The days of tripping up over the dirty, up, shaken, stirred, dry or with a twist are over, because today we're teaching you how to order a martini…just like Bond.
Step 1: Choose your liquor.
For the love of all that is holy, know if you want a gin or vodka martini. Some bartenders won't ask you to specify, and as a result, they may guess wrong. As magical as they may seem, bartenders are not mind readers. And if they ask and you don't know – well, you don't deserve to drink a martini. Another tip, state the brand you prefer. This isn't 20 questions. Be upfront with what you want.
Step 2: Customize to taste.
This is where things can get tricky. Here are some options:
Dirty: With olive juice or brine. Having your drink dirty brings a salty, olive-y, flavor and makes it a little cloudy looking. Good if you don't like the taste of alcohol.
Dry: Drizzle of vermouth.
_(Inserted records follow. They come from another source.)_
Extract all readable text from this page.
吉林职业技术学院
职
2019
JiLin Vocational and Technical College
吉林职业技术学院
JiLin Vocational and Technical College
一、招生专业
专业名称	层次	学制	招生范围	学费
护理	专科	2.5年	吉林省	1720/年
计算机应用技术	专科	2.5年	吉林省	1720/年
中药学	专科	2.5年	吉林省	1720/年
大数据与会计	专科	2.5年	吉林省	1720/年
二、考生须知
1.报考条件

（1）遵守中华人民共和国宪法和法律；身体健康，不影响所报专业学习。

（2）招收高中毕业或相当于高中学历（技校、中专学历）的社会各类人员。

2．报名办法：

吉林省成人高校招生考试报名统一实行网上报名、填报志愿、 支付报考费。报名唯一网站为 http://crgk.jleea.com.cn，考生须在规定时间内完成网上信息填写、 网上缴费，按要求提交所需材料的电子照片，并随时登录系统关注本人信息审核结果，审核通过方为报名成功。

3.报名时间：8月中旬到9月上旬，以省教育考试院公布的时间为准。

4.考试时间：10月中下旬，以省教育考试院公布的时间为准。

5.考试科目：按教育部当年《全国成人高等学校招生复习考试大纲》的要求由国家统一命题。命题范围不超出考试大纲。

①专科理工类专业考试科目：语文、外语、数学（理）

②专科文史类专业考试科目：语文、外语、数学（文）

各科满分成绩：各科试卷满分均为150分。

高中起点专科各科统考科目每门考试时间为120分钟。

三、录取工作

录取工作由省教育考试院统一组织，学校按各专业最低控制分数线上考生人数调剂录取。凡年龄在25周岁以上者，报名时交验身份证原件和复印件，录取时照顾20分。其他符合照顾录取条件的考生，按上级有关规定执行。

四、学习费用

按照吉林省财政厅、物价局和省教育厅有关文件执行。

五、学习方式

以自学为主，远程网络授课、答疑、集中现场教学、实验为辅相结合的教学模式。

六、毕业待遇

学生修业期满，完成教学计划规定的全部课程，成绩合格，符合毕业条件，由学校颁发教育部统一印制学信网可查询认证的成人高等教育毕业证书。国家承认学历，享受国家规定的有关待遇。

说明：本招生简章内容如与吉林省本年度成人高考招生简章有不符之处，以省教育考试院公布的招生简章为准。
Extra dry means even less vermouth, as in, a splash.
Wet: More than a drizzle of vermouth.
Sweet: Sweet vermouth instead of dry vermouth.
Perfect: Equal parts sweet and dry vermouth for a balanced flavor.
Neat: Alcohol poured straight from the bottle. No vermouth. No chilling. You don't mess around.
With a twist: Lemon peel added as a garnish.
With an olive (or two or three): This is exactly what it sounds like. Also, you know what sounds delicious but is gross? Blue cheese stuffed olives. Approach with caution.
Step 3: Delivery.
Martini glasses are sexy. Rocks are practical. Which are you?
Up: This brings your drink in the traditional martini glass that makes it impossible to walk across the room without spilling. The benefits are that your drink has been shaken or stirred with ice (Mr. Bond), but strained before pouring so the drink doesn't become diluted.
On the rocks: Every last drop of your drink will arrive in a stemless glass with ice. Eventually, it will be watered-down if you don't drink it fast enough.
Step 4: Respect the martini.
Never drink four martinis. You'll probably even regret the third. Stick to two, at most.